W 1970 roku w Jordanii palestyńskie organizacje terrorystyczne pod przewodnictwem Jasera Arafata próbowały przejąć kraj przez założenie własnych, autonomicznych regionów na północy, wyposażonych we wszystko, włącznie z blokadami drogowymi i zbrojnymi palestyńskimi Arabami, którzy rzucili wyzwanie monarchii. We wrześniu 1970 roku, który jest znany jako “Czarny Wrzesień”, król Hussein uznał, że ma dość i pokaże, kto jest szefem w Jordanii. Wojna, którą ogłosił przeciwko nim, kosztowała życie tysięcy ludzi po obu stronach.  


Tymczasem w Izraelu 20% obywateli mieszkających w ramach granic sprzed 1967 roku jest “palestyńskimi” Arabami, którzy nie organizują rebelii ani nie walczą z państwem. Innymi słowy, “Palestyńczycy” żyjący w Izraelu cieszą się życiem w jedynej demokracji na Bliskim Wschodzie, podczas gdy kraje arabskie poświęcają krew swoich żołnierzy, by wyzwolić „Palestynę”. Niejeden arabski żołnierz musiał narażać swoje życie na rzecz tej bezsensownej sprawy.


Jeszcze gorsze jest to, co wie każdy Arab: palestyńscy Arabowie sprzedawali ziemię Żydom przez co najmniej stulecie, niesłychanie wzbogacając się na tych transakcjach, a potem zawodząc rozpaczliwie przed swoimi arabskimi braćmi, by przyszli i wyzwolili „Palestynę” od „syjonistycznej okupacji”.


Przez lata palestyńscy Arabowie otrzymywali miliardy euro i dolarów od narodów świata, tak że roczny dochód na głowę w Autonomii Palestyńskiej jest kilkakrotnie wyższy niż egipskiego, sudańskiego lub algierskiego człowieka z ulicy.
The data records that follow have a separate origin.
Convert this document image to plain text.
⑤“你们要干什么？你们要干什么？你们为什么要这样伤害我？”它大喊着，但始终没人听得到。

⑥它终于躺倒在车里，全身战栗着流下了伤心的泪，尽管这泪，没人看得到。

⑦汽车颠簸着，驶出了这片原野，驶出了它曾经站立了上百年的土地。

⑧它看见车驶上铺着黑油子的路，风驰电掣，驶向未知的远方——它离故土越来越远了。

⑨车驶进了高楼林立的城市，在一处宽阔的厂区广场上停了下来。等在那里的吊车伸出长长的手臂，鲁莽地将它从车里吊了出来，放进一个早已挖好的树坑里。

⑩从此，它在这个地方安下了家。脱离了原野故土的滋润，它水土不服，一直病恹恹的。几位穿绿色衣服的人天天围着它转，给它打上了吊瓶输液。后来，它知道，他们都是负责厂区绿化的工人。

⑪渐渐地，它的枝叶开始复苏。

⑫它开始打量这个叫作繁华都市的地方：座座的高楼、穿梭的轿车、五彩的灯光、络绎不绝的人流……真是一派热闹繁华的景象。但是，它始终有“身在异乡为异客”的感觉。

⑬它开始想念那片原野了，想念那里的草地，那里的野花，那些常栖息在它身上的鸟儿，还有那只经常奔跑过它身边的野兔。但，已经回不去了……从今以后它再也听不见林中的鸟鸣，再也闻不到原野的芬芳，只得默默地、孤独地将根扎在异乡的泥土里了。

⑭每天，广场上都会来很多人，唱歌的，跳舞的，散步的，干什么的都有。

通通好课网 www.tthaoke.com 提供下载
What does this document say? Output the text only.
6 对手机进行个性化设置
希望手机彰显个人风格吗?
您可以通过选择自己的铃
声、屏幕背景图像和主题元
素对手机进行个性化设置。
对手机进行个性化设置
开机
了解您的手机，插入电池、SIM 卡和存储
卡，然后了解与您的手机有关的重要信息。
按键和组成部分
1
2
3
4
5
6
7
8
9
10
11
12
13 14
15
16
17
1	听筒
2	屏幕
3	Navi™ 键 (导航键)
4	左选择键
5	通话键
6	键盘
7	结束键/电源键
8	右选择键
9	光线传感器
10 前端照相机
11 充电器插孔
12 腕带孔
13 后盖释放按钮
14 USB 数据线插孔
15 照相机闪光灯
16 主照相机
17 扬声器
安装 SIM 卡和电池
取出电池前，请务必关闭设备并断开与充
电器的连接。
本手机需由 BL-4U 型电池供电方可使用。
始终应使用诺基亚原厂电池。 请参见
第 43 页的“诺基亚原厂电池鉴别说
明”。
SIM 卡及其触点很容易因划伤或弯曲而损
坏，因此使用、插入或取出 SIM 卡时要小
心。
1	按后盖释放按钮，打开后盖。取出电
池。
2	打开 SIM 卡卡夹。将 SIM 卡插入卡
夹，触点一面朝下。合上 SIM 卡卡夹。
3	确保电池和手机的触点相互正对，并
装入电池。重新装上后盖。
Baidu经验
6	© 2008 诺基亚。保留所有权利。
Ich życie jest wielokrotnie lepsze od życia Arabów w Syrii, Iraku, Libii i Jemenie, z pewnością w okresie ostatnich siedmiu lat.


Na poziomie politycznym Palestyńczykom udało się wzbudzić nienawiść wielu ich arabskich braci. W 1990 roku Arafat poparł iracką inwazję Saddama Husajna na Kuwejt. W odwecie Kuwejt po wyzwoleniu spod irackiej okupacji wydalił około 400 tysięcy Palestyńczyków, z których większość żyła tam od dziesięcioleci, zostawiając ich z dnia na dzień bez środków do życia. To doprowadziło do kryzysu ekonomicznego dla ich rodzin na Zachodnim Brzegu [Judei i Samarii, jak ten teren był znany w historii do 1950 r. przyp. tłum.] i w Gazie, które otrzymywały regularne przekazy pieniędzy od krewnych w Kuwejcie.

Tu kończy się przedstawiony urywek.